Leonora Carrington foi uma pintora surrealista. Suas obras nos remetem a Dali e Frida Kahlo, com sua atmosfera sombria e elementos estranhos. Para sua escrita, Leonora consegue transportar esse surrealismo de forma poética, com reflexões ácidas e provocativas. Acredito que Leonora escreva o tipo de livro que o TikTok chamaria de "fumaceira".

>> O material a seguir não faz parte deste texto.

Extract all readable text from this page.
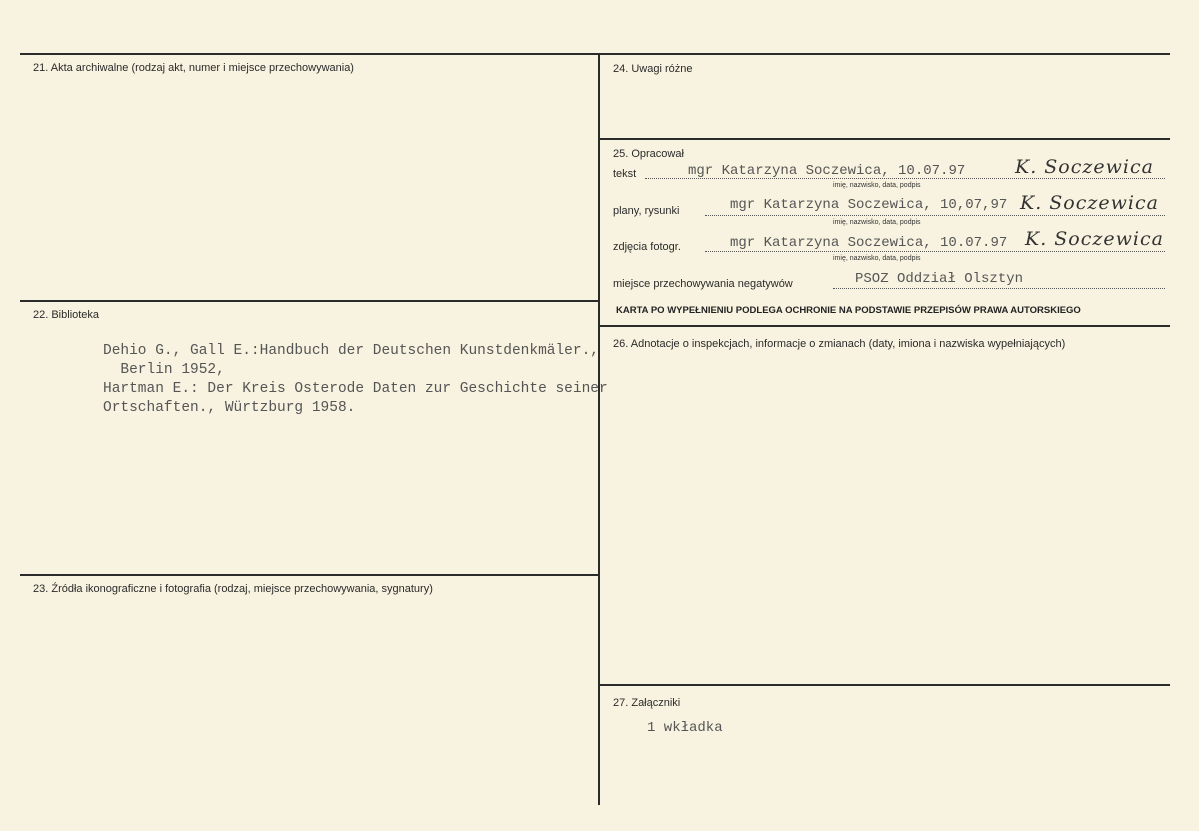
21. Akta archiwalne (rodzaj akt, numer i miejsce przechowywania)
22. Biblioteka
Dehio G., Gall E.:Handbuch der Deutschen Kunstdenkmäler.,
Berlin 1952,
Hartman E.: Der Kreis Osterode Daten zur Geschichte seiner
Ortschaften., Würtzburg 1958.
23. Źródła ikonograficzne i fotografia (rodzaj, miejsce przechowywania, sygnatury)
24. Uwagi różne
25. Opracował
tekst	mgr Katarzyna Soczewica, 10.07.97
imię, nazwisko, data, podpis
K. Soczewica
plany, rysunki	mgr Katarzyna Soczewica, 10,07,97
imię, nazwisko, data, podpis
K. Soczewica
zdjęcia fotogr.	mgr Katarzyna Soczewica, 10.07.97
imię, nazwisko, data, podpis
K. Soczewica
miejsce przechowywania negatywów	PSOZ Oddział Olsztyn
KARTA PO WYPEŁNIENIU PODLEGA OCHRONIE NA PODSTAWIE PRZEPISÓW PRAWA AUTORSKIEGO
26. Adnotacje o inspekcjach, informacje o zmianach (daty, imiona i nazwiska wypełniających)
27. Załączniki
1 wkładka
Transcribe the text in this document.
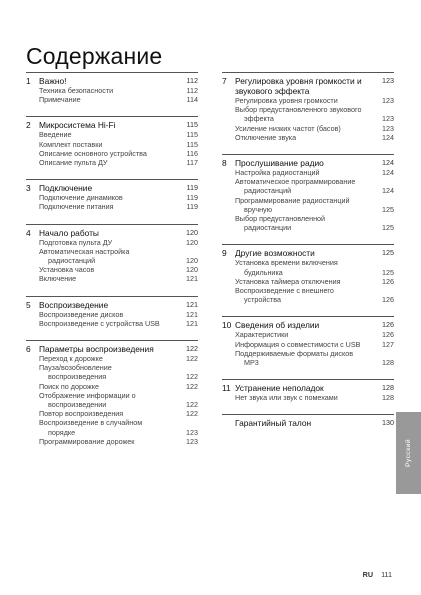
Содержание
1 Важно!	112
Техника безопасности	112
Примечание	114
2 Микросистема Hi-Fi	115
Введение	115
Комплект поставки	115
Описание основного устройства	116
Описание пульта ДУ	117
3 Подключение	119
Подключение динамиков	119
Подключение питания	119
4 Начало работы	120
Подготовка пульта ДУ	120
Автоматическая настройка
радиостанций	120
Установка часов	120
Включение	121
5 Воспроизведение	121
Воспроизведение дисков	121
Воспроизведение с устройства USB	121
6 Параметры воспроизведения	122
Переход к дорожке	122
Пауза/возобновление
воспроизведения	122
Поиск по дорожке	122
Отображение информации о
воспроизведении	122
Повтор воспроизведения	122
Воспроизведение в случайном
порядке	123
Программирование дорожек	123
7 Регулировка уровня громкости и звукового эффекта
123
Регулировка уровня громкости	123
Выбор предустановленного звукового
эффекта	123
Усиление низких частот (басов)	123
Отключение звука	124
8 Прослушивание радио	124
Настройка радиостанций	124
Автоматическое программирование
радиостанций	124
Программирование радиостанций
вручную	125
Выбор предустановленной
радиостанции	125
9 Другие возможности	125
Установка времени включения
будильника	125
Установка таймера отключения	126
Воспроизведение с внешнего
устройства	126
10 Сведения об изделии	126
Характеристики	126
Информация о совместимости с USB	127
Поддерживаемые форматы дисков
MP3	128
11 Устранение неполадок	128
Нет звука или звук с помехами	128
Гарантийный талон	130
Русский
RU 111
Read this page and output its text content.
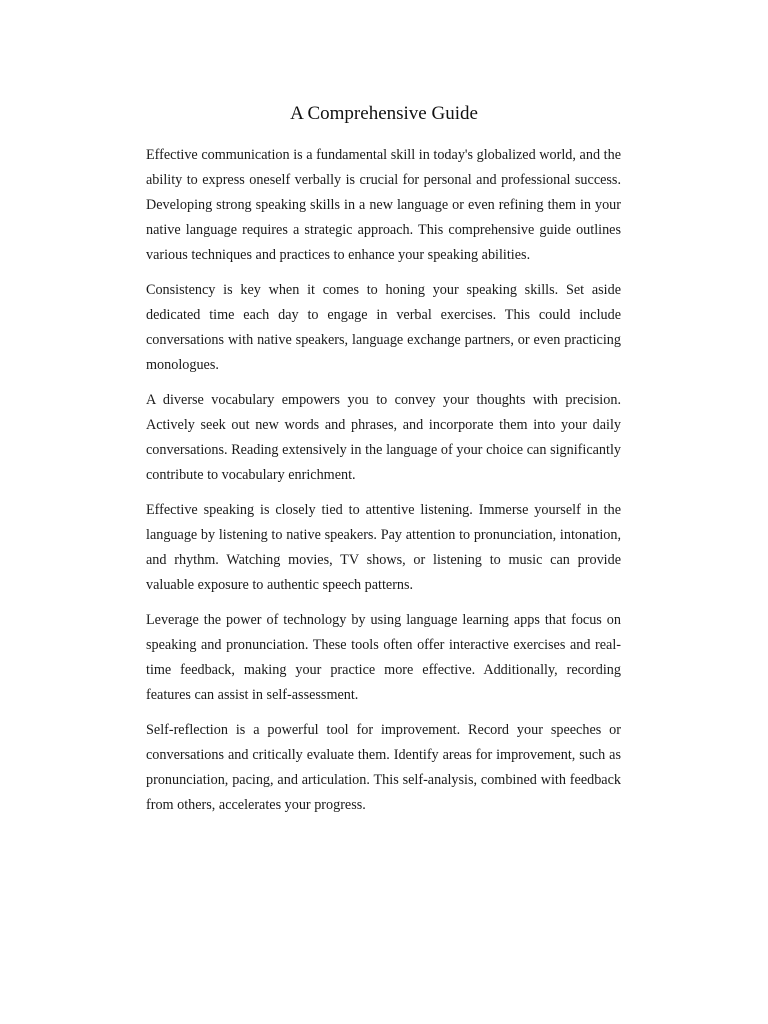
A Comprehensive Guide

Effective communication is a fundamental skill in today's globalized world, and the ability to express oneself verbally is crucial for personal and professional success. Developing strong speaking skills in a new language or even refining them in your native language requires a strategic approach. This comprehensive guide outlines various techniques and practices to enhance your speaking abilities.

Consistency is key when it comes to honing your speaking skills. Set aside dedicated time each day to engage in verbal exercises. This could include conversations with native speakers, language exchange partners, or even practicing monologues.

A diverse vocabulary empowers you to convey your thoughts with precision. Actively seek out new words and phrases, and incorporate them into your daily conversations. Reading extensively in the language of your choice can significantly contribute to vocabulary enrichment.

Effective speaking is closely tied to attentive listening. Immerse yourself in the language by listening to native speakers. Pay attention to pronunciation, intonation, and rhythm. Watching movies, TV shows, or listening to music can provide valuable exposure to authentic speech patterns.

Leverage the power of technology by using language learning apps that focus on speaking and pronunciation. These tools often offer interactive exercises and real-time feedback, making your practice more effective. Additionally, recording features can assist in self-assessment.

Self-reflection is a powerful tool for improvement. Record your speeches or conversations and critically evaluate them. Identify areas for improvement, such as pronunciation, pacing, and articulation. This self-analysis, combined with feedback from others, accelerates your progress.
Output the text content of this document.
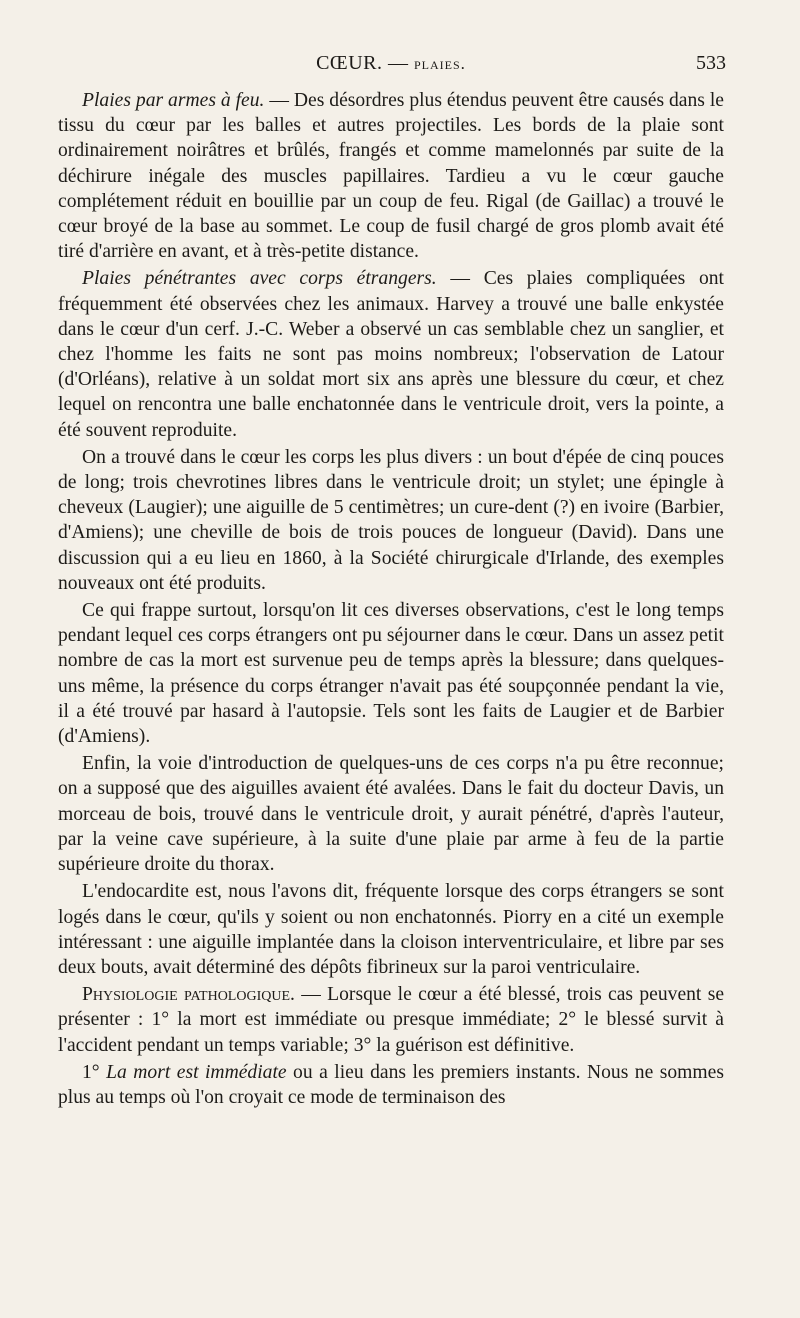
CŒUR. — plaies.	533

Plaies par armes à feu. — Des désordres plus étendus peuvent être causés dans le tissu du cœur par les balles et autres projectiles. Les bords de la plaie sont ordinairement noirâtres et brûlés, frangés et comme mamelonnés par suite de la déchirure inégale des muscles papillaires. Tardieu a vu le cœur gauche complétement réduit en bouillie par un coup de feu. Rigal (de Gaillac) a trouvé le cœur broyé de la base au sommet. Le coup de fusil chargé de gros plomb avait été tiré d'arrière en avant, et à très-petite distance.

Plaies pénétrantes avec corps étrangers. — Ces plaies compliquées ont fréquemment été observées chez les animaux. Harvey a trouvé une balle enkystée dans le cœur d'un cerf. J.-C. Weber a observé un cas semblable chez un sanglier, et chez l'homme les faits ne sont pas moins nombreux; l'observation de Latour (d'Orléans), relative à un soldat mort six ans après une blessure du cœur, et chez lequel on rencontra une balle enchatonnée dans le ventricule droit, vers la pointe, a été souvent reproduite.

On a trouvé dans le cœur les corps les plus divers : un bout d'épée de cinq pouces de long; trois chevrotines libres dans le ventricule droit; un stylet; une épingle à cheveux (Laugier); une aiguille de 5 centimètres; un cure-dent (?) en ivoire (Barbier, d'Amiens); une cheville de bois de trois pouces de longueur (David). Dans une discussion qui a eu lieu en 1860, à la Société chirurgicale d'Irlande, des exemples nouveaux ont été produits.

Ce qui frappe surtout, lorsqu'on lit ces diverses observations, c'est le long temps pendant lequel ces corps étrangers ont pu séjourner dans le cœur. Dans un assez petit nombre de cas la mort est survenue peu de temps après la blessure; dans quelques-uns même, la présence du corps étranger n'avait pas été soupçonnée pendant la vie, il a été trouvé par hasard à l'autopsie. Tels sont les faits de Laugier et de Barbier (d'Amiens).

Enfin, la voie d'introduction de quelques-uns de ces corps n'a pu être reconnue; on a supposé que des aiguilles avaient été avalées. Dans le fait du docteur Davis, un morceau de bois, trouvé dans le ventricule droit, y aurait pénétré, d'après l'auteur, par la veine cave supérieure, à la suite d'une plaie par arme à feu de la partie supérieure droite du thorax.

L'endocardite est, nous l'avons dit, fréquente lorsque des corps étrangers se sont logés dans le cœur, qu'ils y soient ou non enchatonnés. Piorry en a cité un exemple intéressant : une aiguille implantée dans la cloison interventriculaire, et libre par ses deux bouts, avait déterminé des dépôts fibrineux sur la paroi ventriculaire.

Physiologie pathologique. — Lorsque le cœur a été blessé, trois cas peuvent se présenter : 1° la mort est immédiate ou presque immédiate; 2° le blessé survit à l'accident pendant un temps variable; 3° la guérison est définitive.

1° La mort est immédiate ou a lieu dans les premiers instants. Nous ne sommes plus au temps où l'on croyait ce mode de terminaison des
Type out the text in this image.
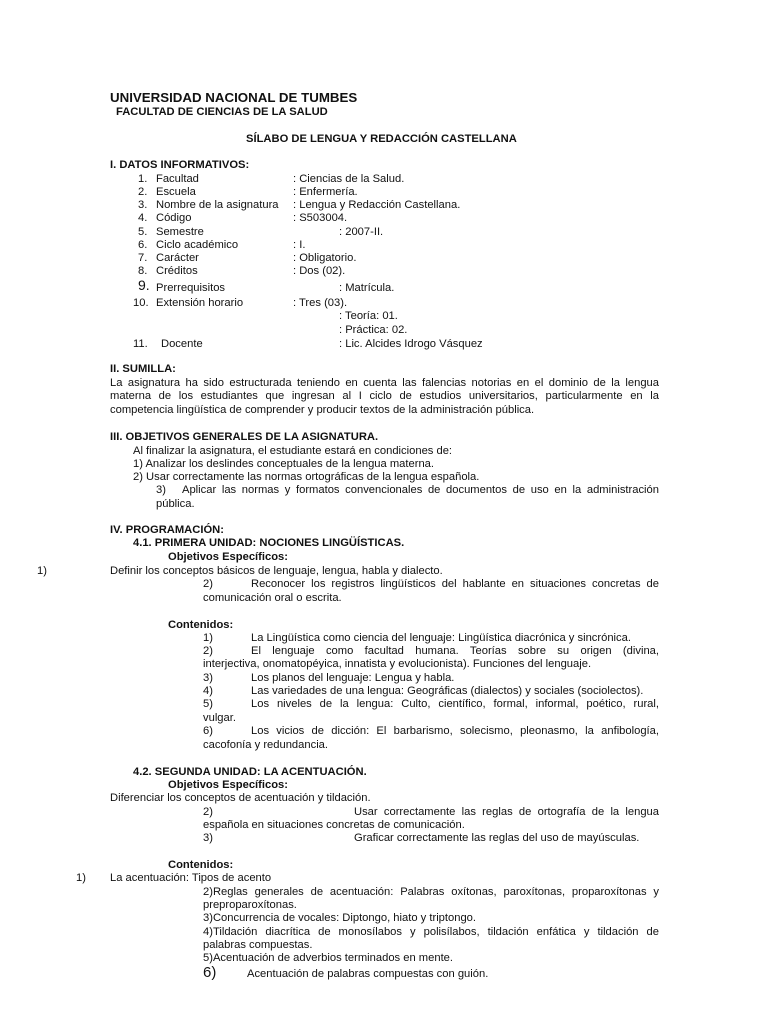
UNIVERSIDAD NACIONAL DE TUMBES
FACULTAD DE CIENCIAS DE LA SALUD
SÍLABO DE LENGUA Y REDACCIÓN CASTELLANA
I. DATOS INFORMATIVOS:
1. Facultad	: Ciencias de la Salud.
2. Escuela	: Enfermería.
3. Nombre de la asignatura : Lengua y Redacción Castellana.
4. Código	: S503004.
5. Semestre	: 2007-II.
6. Ciclo académico	: I.
7. Carácter	: Obligatorio.
8. Créditos	: Dos (02).
9. Prerrequisitos	: Matrícula.
10. Extensión horario	: Tres (03).
: Teoría: 01.
: Práctica: 02.
11. Docente	: Lic. Alcides Idrogo Vásquez
II. SUMILLA:
La asignatura ha sido estructurada teniendo en cuenta las falencias notorias en el dominio de la lengua materna de los estudiantes que ingresan al I ciclo de estudios universitarios, particularmente en la competencia lingüística de comprender y producir textos de la administración pública.
III. OBJETIVOS GENERALES DE LA ASIGNATURA.
Al finalizar la asignatura, el estudiante estará en condiciones de:
1) Analizar los deslindes conceptuales de la lengua materna.
2) Usar correctamente las normas ortográficas de la lengua española.
3) Aplicar las normas y formatos convencionales de documentos de uso en la administración
pública.
IV. PROGRAMACIÓN:
4.1. PRIMERA UNIDAD: NOCIONES LINGÜÍSTICAS.
Objetivos Específicos:
1)	Definir los conceptos básicos de lenguaje, lengua, habla y dialecto.
2)	Reconocer los registros lingüísticos del hablante en situaciones concretas de
comunicación oral o escrita.
Contenidos:
1)	La Lingüística como ciencia del lenguaje: Lingüística diacrónica y sincrónica.
2)	El lenguaje como facultad humana. Teorías sobre su origen (divina,
interjectiva, onomatopéyica, innatista y evolucionista). Funciones del lenguaje.
3)	Los planos del lenguaje: Lengua y habla.
4)	Las variedades de una lengua: Geográficas (dialectos) y sociales (sociolectos).
5)	Los niveles de la lengua: Culto, científico, formal, informal, poético, rural,
vulgar.
6)	Los vicios de dicción: El barbarismo, solecismo, pleonasmo, la anfibología,
cacofonía y redundancia.
4.2. SEGUNDA UNIDAD: LA ACENTUACIÓN.
Objetivos Específicos:
Diferenciar los conceptos de acentuación y tildación.
2)	Usar correctamente las reglas de ortografía de la lengua
española en situaciones concretas de comunicación.
3)	Graficar correctamente las reglas del uso de mayúsculas.
Contenidos:
1) La acentuación: Tipos de acento
2)Reglas generales de acentuación: Palabras oxítonas, paroxítonas, proparoxítonas y
preproparoxítonas.
3)Concurrencia de vocales: Diptongo, hiato y triptongo.
4)Tildación diacrítica de monosílabos y polisílabos, tildación enfática y tildación de
palabras compuestas.
5)Acentuación de adverbios terminados en mente.
6)	Acentuación de palabras compuestas con guión.
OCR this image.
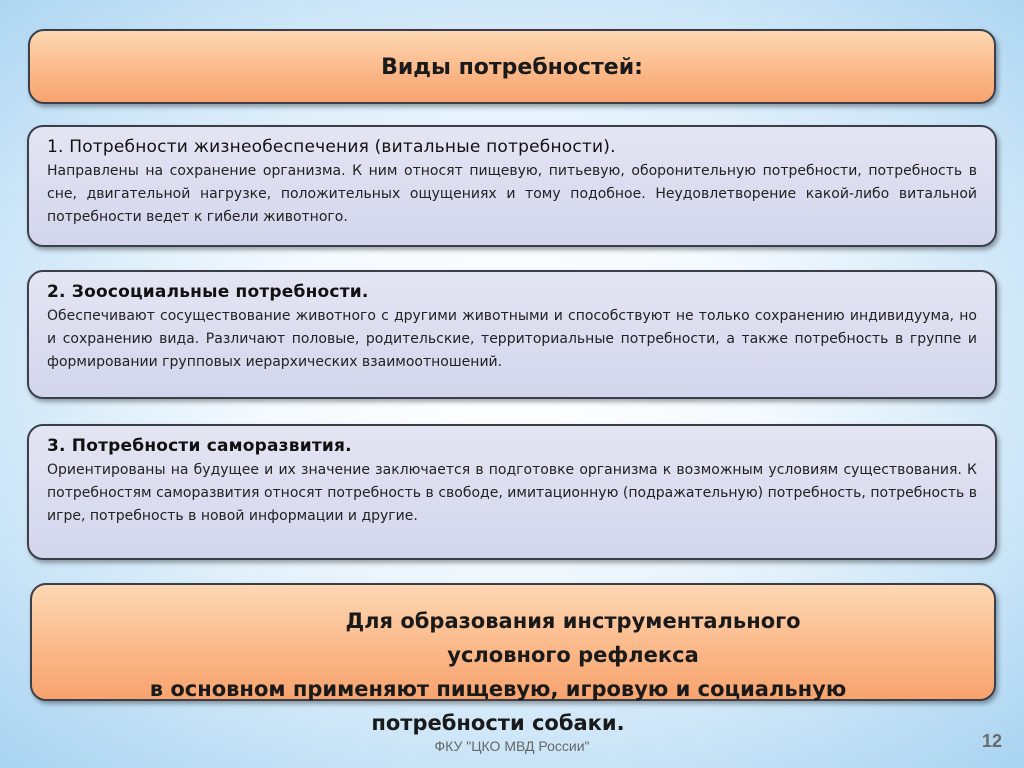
Виды потребностей:
1. Потребности жизнеобеспечения (витальные потребности).

Направлены на сохранение организма. К ним относят пищевую, питьевую, оборонительную потребности, потребность в сне, двигательной нагрузке, положительных ощущениях и тому подобное. Неудовлетворение какой-либо витальной потребности ведет к гибели животного.

2. Зоосоциальные потребности.

Обеспечивают сосуществование животного с другими животными и способствуют не только сохранению индивидуума, но и сохранению вида. Различают половые, родительские, территориальные потребности, а также потребность в группе и формировании групповых иерархических взаимоотношений.

3. Потребности саморазвития.

Ориентированы на будущее и их значение заключается в подготовке организма к возможным условиям существования. К потребностям саморазвития относят потребность в свободе, имитационную (подражательную) потребность, потребность в игре, потребность в новой информации и другие.

Для образования инструментального условного рефлекса
в основном применяют пищевую, игровую и социальную
потребности собаки.
ФКУ "ЦКО МВД России"	12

La Posada del Caballo del Alba, 1937 |
As obras de Leonora transmitem a sensação de fuga da realidade através da arte e da imaginação. Refugiada da Segunda Guerra Mundial, Leonora passou por uma internação forçada em um hospital psiquiátrico. Suas expressões artísticas eram uma necessidade para ela, que já comparou o ato de pintar com o ato de comer. Conheceu a loucura de perto, mas afirmou ter conseguido escapar dela. De fato, Leonora parece ter sido uma figura fantástica e singular, que não exitava na hora de confrontar os valores vigentes, principalmente em se tratando do papel social da mulher. Com tudo isso em mente, como não desejar ver um pouco dessa personalidade forte em seu único romance, né?!
Artes, 110, 1944 |
Voltando ao livro: a corneta auditiva é apenas o primeiro de muitos elementos e objetos estranhos que aparecerão ao longo da história. Ao chegar na instituição para idosas, Marian se depara com uma construção estranha repleta de pessoas estranhas com regras e hábitos estranhos. Mistérios e enigmas vão surgindo e a história vai ficando mais louca a cada página. Mas não um louco confuso e difícil de entender. A loucura de A Corneta é divertida e cheia de simbolismos. Essas questões simbólicas parecem ser do gosto de Leonora, que, inclusive, adorava Tarot. Em muitos momentos durante a leitura eu percebi essa comunicação por sinais e símbolos, e foi legal ficar tentando seguir a linha de raciocínio da autora, pois é preciso embarcar um pouco na loucura da história para compreendê-la como um todo.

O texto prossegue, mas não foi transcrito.